Когда Нагваль наложила запрет на свободное времяпрепровождение на улице с друзьями, Саша накрутил себе, что отныне он будет жить серой монотонной жизнью домашнего арестанта. Но теперь ему становилось смешно оттого, что он мог ранее рождать в голове подобные мысли. Ученик Рады себе никогда не представлял, что, проводя большую часть времени в одном помещении, можно извлечь для себя столько пользы, радости и счастья.
В один из вечеров, когда Рада с Сашей занимались тантрическим сексом, его мать, завернувшись в одеяло, подсела к двери зала. Так как музыка была громко включена, она, естественно, не слышала легких стонов Рады и возбужденного дыхания Саши. Но когда они оба вышли из комнаты и увидели сидящую на пороге Анну, то изумились ее выходке.
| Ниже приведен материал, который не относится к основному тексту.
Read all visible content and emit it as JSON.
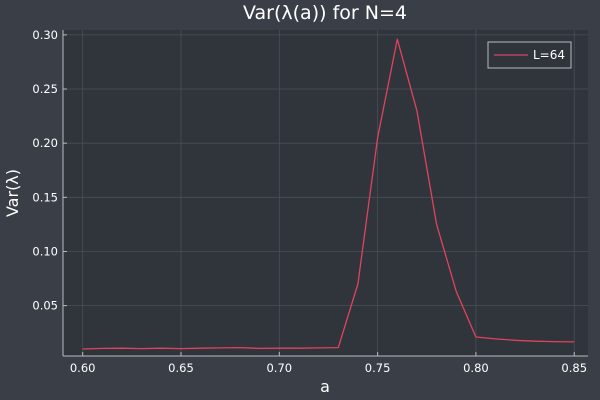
{
  "chart_data": {
    "type": "line",
    "title": "Var(λ(a)) for N=4",
    "xlabel": "a",
    "ylabel": "Var(λ)",
    "xlim": [
      0.59,
      0.857
    ],
    "ylim": [
      0.0035,
      0.3045
    ],
    "xticks": [
      0.6,
      0.65,
      0.7,
      0.75,
      0.8,
      0.85
    ],
    "xtick_labels": [
      "0.60",
      "0.65",
      "0.70",
      "0.75",
      "0.80",
      "0.85"
    ],
    "yticks": [
      0.05,
      0.1,
      0.15,
      0.2,
      0.25,
      0.3
    ],
    "ytick_labels": [
      "0.05",
      "0.10",
      "0.15",
      "0.20",
      "0.25",
      "0.30"
    ],
    "grid": true,
    "legend_position": "top-right",
    "series": [
      {
        "name": "L=64",
        "color": "#e0435f",
        "x": [
          0.6,
          0.61,
          0.62,
          0.63,
          0.64,
          0.65,
          0.66,
          0.67,
          0.68,
          0.69,
          0.7,
          0.71,
          0.72,
          0.73,
          0.74,
          0.75,
          0.76,
          0.77,
          0.78,
          0.79,
          0.8,
          0.81,
          0.82,
          0.83,
          0.84,
          0.85
        ],
        "y": [
          0.01,
          0.0105,
          0.0107,
          0.0103,
          0.0107,
          0.0103,
          0.0107,
          0.011,
          0.0113,
          0.0105,
          0.0107,
          0.0107,
          0.011,
          0.0113,
          0.07,
          0.205,
          0.296,
          0.23,
          0.125,
          0.063,
          0.021,
          0.0193,
          0.018,
          0.0172,
          0.0168,
          0.0165
        ]
      }
    ]
  }
}
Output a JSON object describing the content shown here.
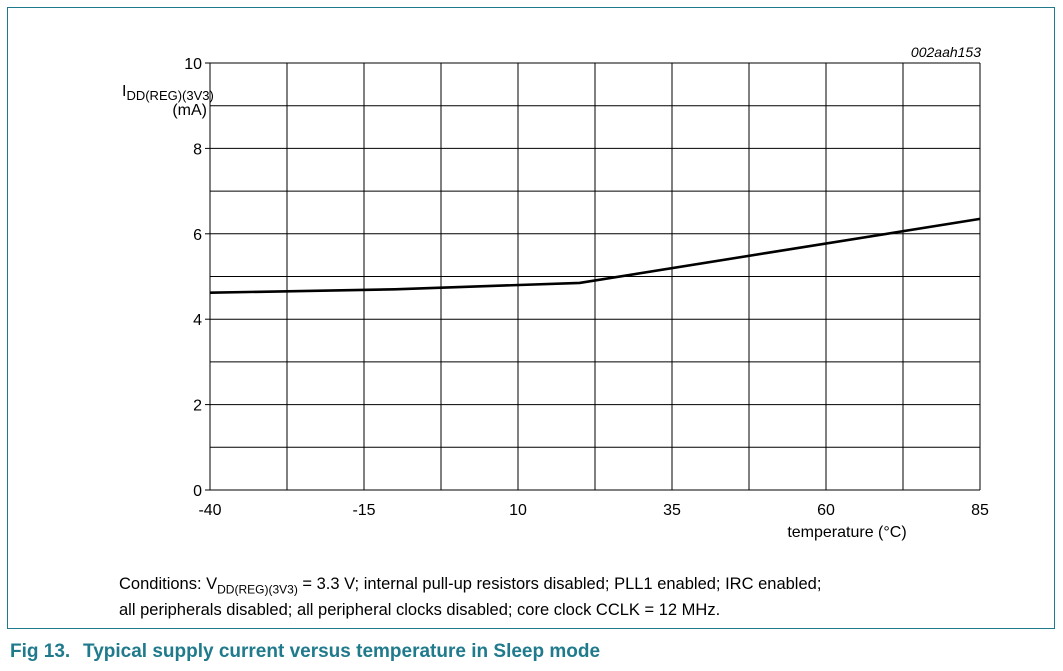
{
  "chart_data": {
    "type": "line",
    "figure_id": "002aah153",
    "ylabel_main": "I",
    "ylabel_sub": "DD(REG)(3V3)",
    "ylabel_unit": "(mA)",
    "xlabel": "temperature (°C)",
    "xlim": [
      -40,
      85
    ],
    "ylim": [
      0,
      10
    ],
    "x_ticks": [
      -40,
      -15,
      10,
      35,
      60,
      85
    ],
    "y_ticks": [
      0,
      2,
      4,
      6,
      8,
      10
    ],
    "x_grid_step": 12.5,
    "y_grid_step": 1,
    "grid": true,
    "series": [
      {
        "x": [
          -40,
          -10,
          20,
          85
        ],
        "y": [
          4.62,
          4.7,
          4.85,
          6.35
        ]
      }
    ]
  },
  "conditions": {
    "prefix": "Conditions: V",
    "sub": "DD(REG)(3V3)",
    "line1_rest": " = 3.3 V; internal pull-up resistors disabled; PLL1 enabled; IRC enabled;",
    "line2": "all peripherals disabled; all peripheral clocks disabled; core clock CCLK = 12 MHz."
  },
  "caption": {
    "number": "Fig 13.",
    "title": "Typical supply current versus temperature in Sleep mode"
  },
  "colors": {
    "frame": "#1f7a8c",
    "caption": "#1f7a8c",
    "line": "#000000",
    "grid": "#000000"
  }
}
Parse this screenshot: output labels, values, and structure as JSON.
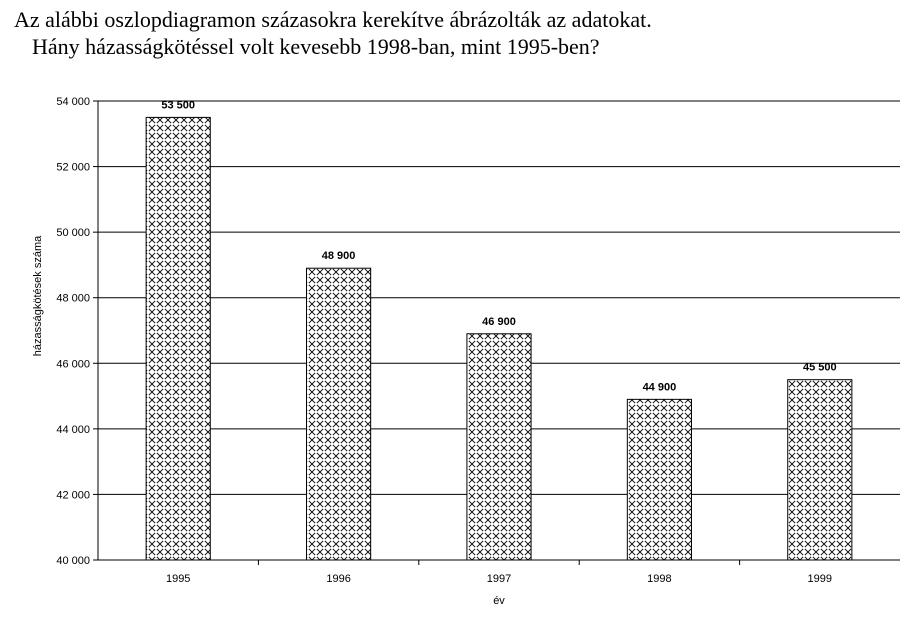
{
  "question": {
    "line1": "Az alábbi oszlopdiagramon százasokra kerekítve ábrázolták az adatokat.",
    "line2": "Hány házasságkötéssel volt kevesebb 1998-ban, mint 1995-ben?"
  },
  "chart_data": {
    "type": "bar",
    "title": "",
    "xlabel": "év",
    "ylabel": "házasságkötések száma",
    "categories": [
      "1995",
      "1996",
      "1997",
      "1998",
      "1999"
    ],
    "values": [
      53500,
      48900,
      46900,
      44900,
      45500
    ],
    "value_labels": [
      "53 500",
      "48 900",
      "46 900",
      "44 900",
      "45 500"
    ],
    "ylim": [
      40000,
      54000
    ],
    "yticks": [
      40000,
      42000,
      44000,
      46000,
      48000,
      50000,
      52000,
      54000
    ],
    "ytick_labels": [
      "40 000",
      "42 000",
      "44 000",
      "46 000",
      "48 000",
      "50 000",
      "52 000",
      "54 000"
    ],
    "grid": true,
    "legend": "none",
    "bar_fill": "crosshatch",
    "colors": {
      "bar_stroke": "#000000",
      "grid": "#000000"
    }
  }
}
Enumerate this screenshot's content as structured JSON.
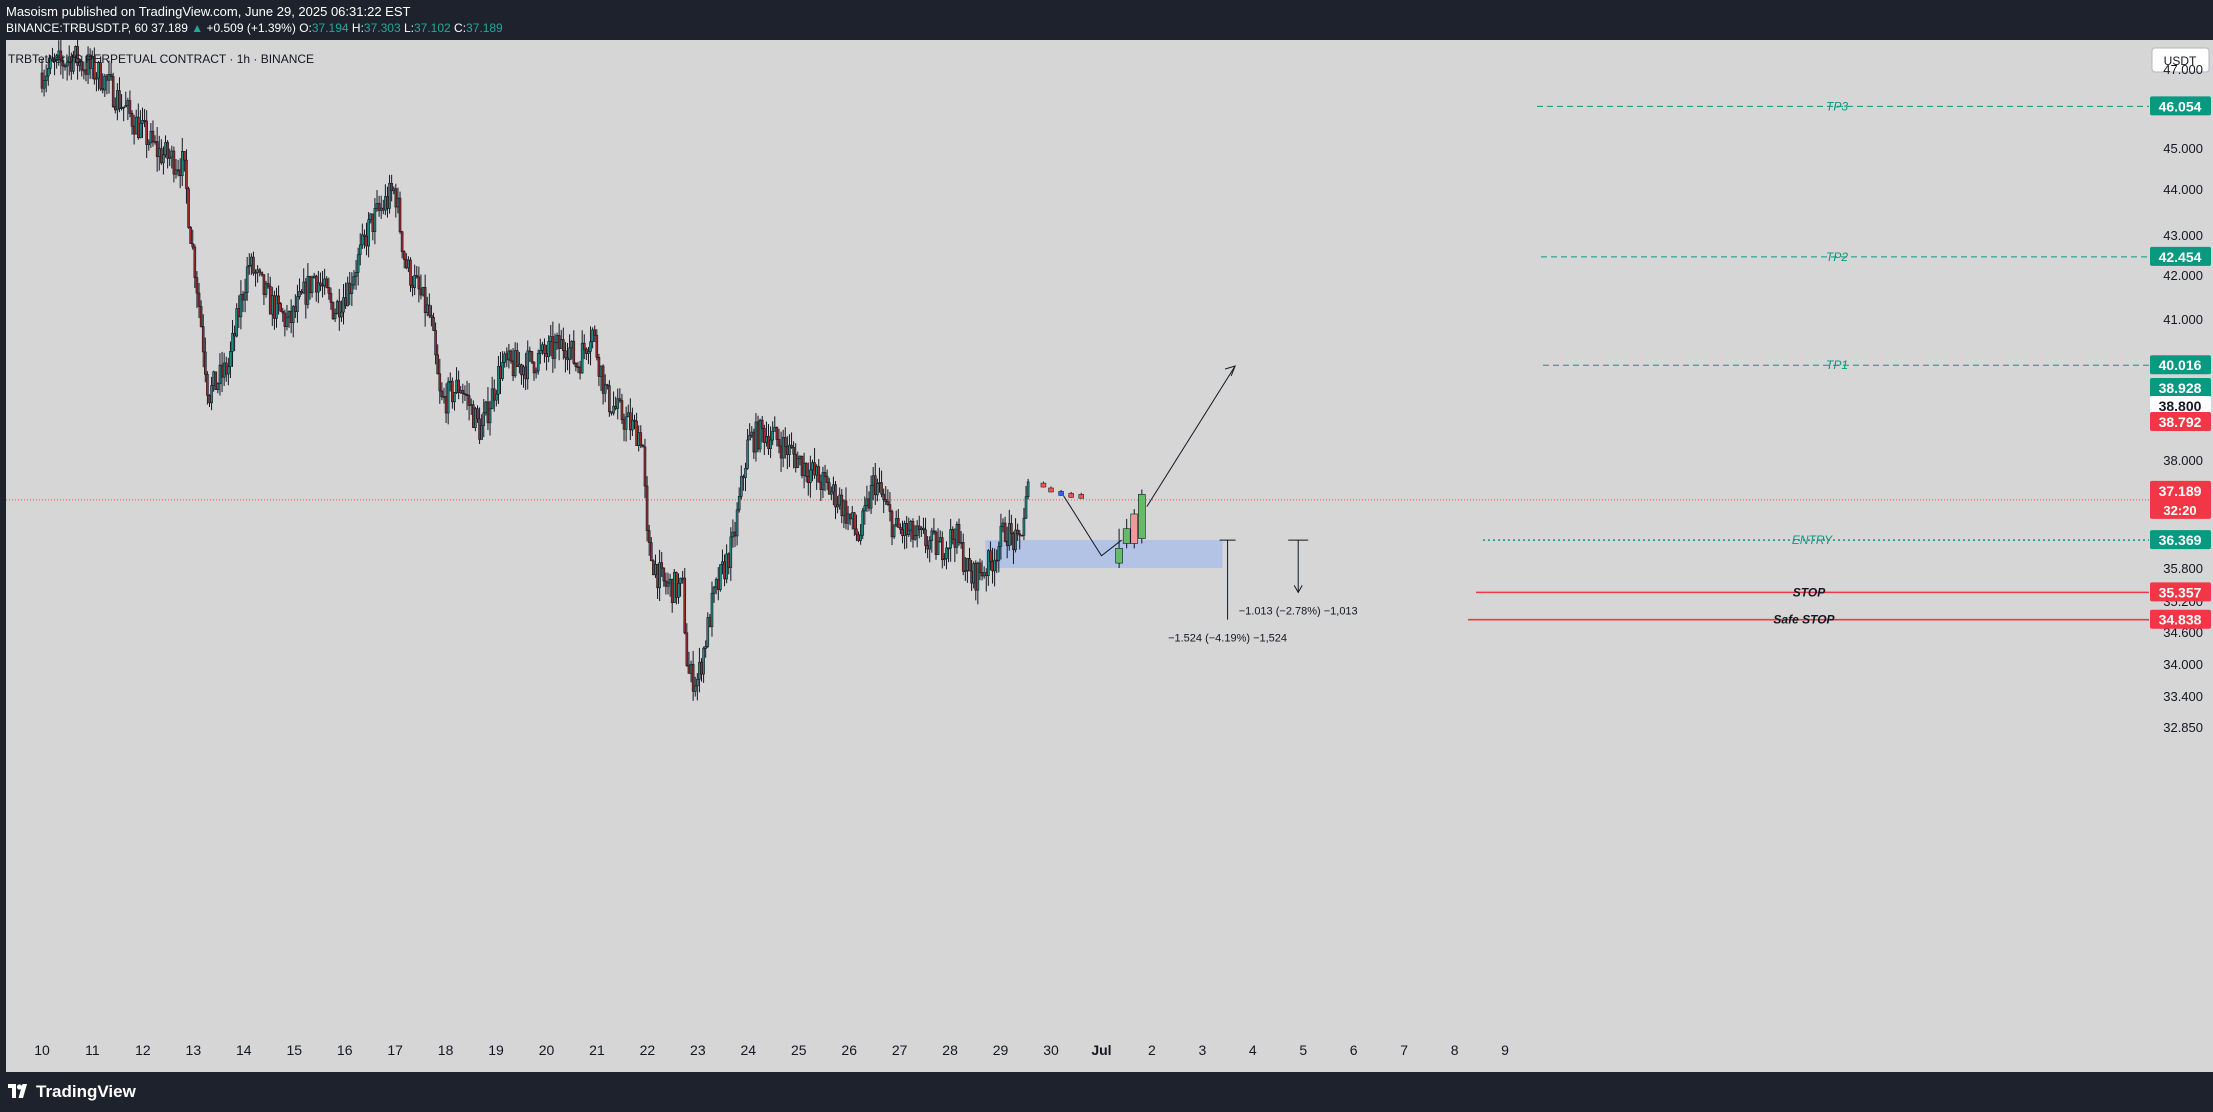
{
  "header": {
    "published": "Masoism published on TradingView.com, June 29, 2025 06:31:22 EST",
    "symbol_line": "BINANCE:TRBUSDT.P, 60",
    "last": "37.189",
    "change": "+0.509 (+1.39%)",
    "o_label": "O:",
    "o": "37.194",
    "h_label": "H:",
    "h": "37.303",
    "l_label": "L:",
    "l": "37.102",
    "c_label": "C:",
    "c": "37.189"
  },
  "chart_title": "TRBTetherUS PERPETUAL CONTRACT · 1h · BINANCE",
  "currency_button": "USDT",
  "footer": {
    "brand": "TradingView"
  },
  "colors": {
    "background": "#d6d6d6",
    "up": "#26a69a",
    "down": "#ef5350",
    "target": "#089981",
    "stop": "#f23645",
    "zone": "#a6bceb",
    "frame": "#1e222d"
  },
  "chart_data": {
    "type": "candlestick",
    "title": "TRBTetherUS PERPETUAL CONTRACT · 1h · BINANCE",
    "x_ticks": [
      "10",
      "11",
      "12",
      "13",
      "14",
      "15",
      "16",
      "17",
      "18",
      "19",
      "20",
      "21",
      "22",
      "23",
      "24",
      "25",
      "26",
      "27",
      "28",
      "29",
      "30",
      "Jul",
      "2",
      "3",
      "4",
      "5",
      "6",
      "7",
      "8",
      "9"
    ],
    "y_ticks": [
      47.0,
      45.0,
      44.0,
      43.0,
      42.0,
      41.0,
      38.0,
      35.8,
      35.2,
      34.6,
      34.0,
      33.4,
      32.85
    ],
    "y_range": [
      32.55,
      47.55
    ],
    "grid": false,
    "close_path": [
      {
        "day": 10,
        "price": 46.9
      },
      {
        "day": 10.6,
        "price": 47.3
      },
      {
        "day": 11.2,
        "price": 46.8
      },
      {
        "day": 11.7,
        "price": 45.9
      },
      {
        "day": 12.3,
        "price": 44.9
      },
      {
        "day": 12.8,
        "price": 44.6
      },
      {
        "day": 13.0,
        "price": 42.5
      },
      {
        "day": 13.3,
        "price": 39.4
      },
      {
        "day": 13.7,
        "price": 40.0
      },
      {
        "day": 14.1,
        "price": 42.3
      },
      {
        "day": 14.5,
        "price": 41.4
      },
      {
        "day": 14.9,
        "price": 40.9
      },
      {
        "day": 15.4,
        "price": 42.0
      },
      {
        "day": 15.8,
        "price": 41.2
      },
      {
        "day": 16.1,
        "price": 41.8
      },
      {
        "day": 16.5,
        "price": 43.2
      },
      {
        "day": 17.0,
        "price": 44.0
      },
      {
        "day": 17.2,
        "price": 42.3
      },
      {
        "day": 17.7,
        "price": 41.0
      },
      {
        "day": 17.9,
        "price": 39.2
      },
      {
        "day": 18.3,
        "price": 39.6
      },
      {
        "day": 18.7,
        "price": 38.6
      },
      {
        "day": 19.1,
        "price": 40.0
      },
      {
        "day": 19.5,
        "price": 40.0
      },
      {
        "day": 19.9,
        "price": 40.2
      },
      {
        "day": 20.4,
        "price": 40.5
      },
      {
        "day": 20.6,
        "price": 40.0
      },
      {
        "day": 20.9,
        "price": 40.8
      },
      {
        "day": 21.2,
        "price": 39.3
      },
      {
        "day": 21.6,
        "price": 38.8
      },
      {
        "day": 21.9,
        "price": 38.5
      },
      {
        "day": 22.0,
        "price": 36.2
      },
      {
        "day": 22.3,
        "price": 35.5
      },
      {
        "day": 22.7,
        "price": 35.4
      },
      {
        "day": 22.8,
        "price": 33.8
      },
      {
        "day": 23.0,
        "price": 33.7
      },
      {
        "day": 23.3,
        "price": 35.2
      },
      {
        "day": 23.7,
        "price": 36.3
      },
      {
        "day": 24.0,
        "price": 38.4
      },
      {
        "day": 24.3,
        "price": 38.6
      },
      {
        "day": 24.6,
        "price": 38.4
      },
      {
        "day": 25.0,
        "price": 38.0
      },
      {
        "day": 25.4,
        "price": 37.6
      },
      {
        "day": 25.8,
        "price": 37.2
      },
      {
        "day": 26.2,
        "price": 36.4
      },
      {
        "day": 26.5,
        "price": 37.6
      },
      {
        "day": 26.9,
        "price": 36.6
      },
      {
        "day": 27.4,
        "price": 36.4
      },
      {
        "day": 27.8,
        "price": 36.2
      },
      {
        "day": 28.1,
        "price": 36.5
      },
      {
        "day": 28.4,
        "price": 35.6
      },
      {
        "day": 28.8,
        "price": 35.9
      },
      {
        "day": 29.1,
        "price": 36.6
      },
      {
        "day": 29.35,
        "price": 36.2
      },
      {
        "day": 29.55,
        "price": 37.4
      }
    ],
    "projection": [
      {
        "day": 29.85,
        "price": 37.5
      },
      {
        "day": 30.0,
        "price": 37.4
      },
      {
        "day": 30.2,
        "price": 37.33
      },
      {
        "day": 30.4,
        "price": 37.29
      },
      {
        "day": 30.6,
        "price": 37.27
      }
    ],
    "levels": [
      {
        "label": "TP3",
        "price": 46.054,
        "price_label": "46.054",
        "kind": "target"
      },
      {
        "label": "TP2",
        "price": 42.454,
        "price_label": "42.454",
        "kind": "target"
      },
      {
        "label": "TP1",
        "price": 40.016,
        "price_label": "40.016",
        "kind": "target"
      },
      {
        "label": "ENTRY",
        "price": 36.369,
        "price_label": "36.369",
        "kind": "entry"
      },
      {
        "label": "STOP",
        "price": 35.357,
        "price_label": "35.357",
        "kind": "stop"
      },
      {
        "label": "Safe STOP",
        "price": 34.838,
        "price_label": "34.838",
        "kind": "stop"
      }
    ],
    "axis_badges": [
      {
        "text": "38.928",
        "price": 38.928,
        "style": "green"
      },
      {
        "text": "38.800",
        "price": 38.8,
        "style": "white"
      },
      {
        "text": "38.792",
        "price": 38.792,
        "style": "red"
      },
      {
        "text": "37.189",
        "sub": "32:20",
        "price": 37.189,
        "style": "red"
      }
    ],
    "current_price": 37.189,
    "measures": [
      {
        "text": "−1.013 (−2.78%) −1,013"
      },
      {
        "text": "−1.524 (−4.19%) −1,524"
      }
    ],
    "entry_zone": {
      "from_day": 28.7,
      "to_day": 33.4,
      "low": 35.8,
      "high": 36.369
    }
  }
}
Ты что здесь делаешь, мам? — спросил Саша, стыдясь перед Радой за свою мать.
Вы знаете, — простодушно ответила она, — сегодня энергии были — просто нечто, и я не удержалась и подсела поближе, чтобы напитаться ими!
Возлюбленные переглянулись и еле сдержались, чтоб не рассмеяться. Вспоминая этот случай в другое время, и рассказывая его Грегориану, они, обливаясь слезами, смеялись до челюстных судорог. «Наверное, тот, кто сотворил нас и наблюдает за нами свыше, является большим юмористом и неугомонно хохочет над проделками своих созданий», — приговаривали они между гоготанием, сгибаясь пополам.
ЛАЗУТЧИЦА БЕЗНАДЕЖНОСТИ
Утреннюю гармонию Сашиных с Радой занятий хатха-йогой нарушил нежданный стук в дверь.
О, Тонечка приехала! — вскрикнула мать из комнаты. Было слышно как она вскочила с кровати и зашаркала тапками по направлению к двери.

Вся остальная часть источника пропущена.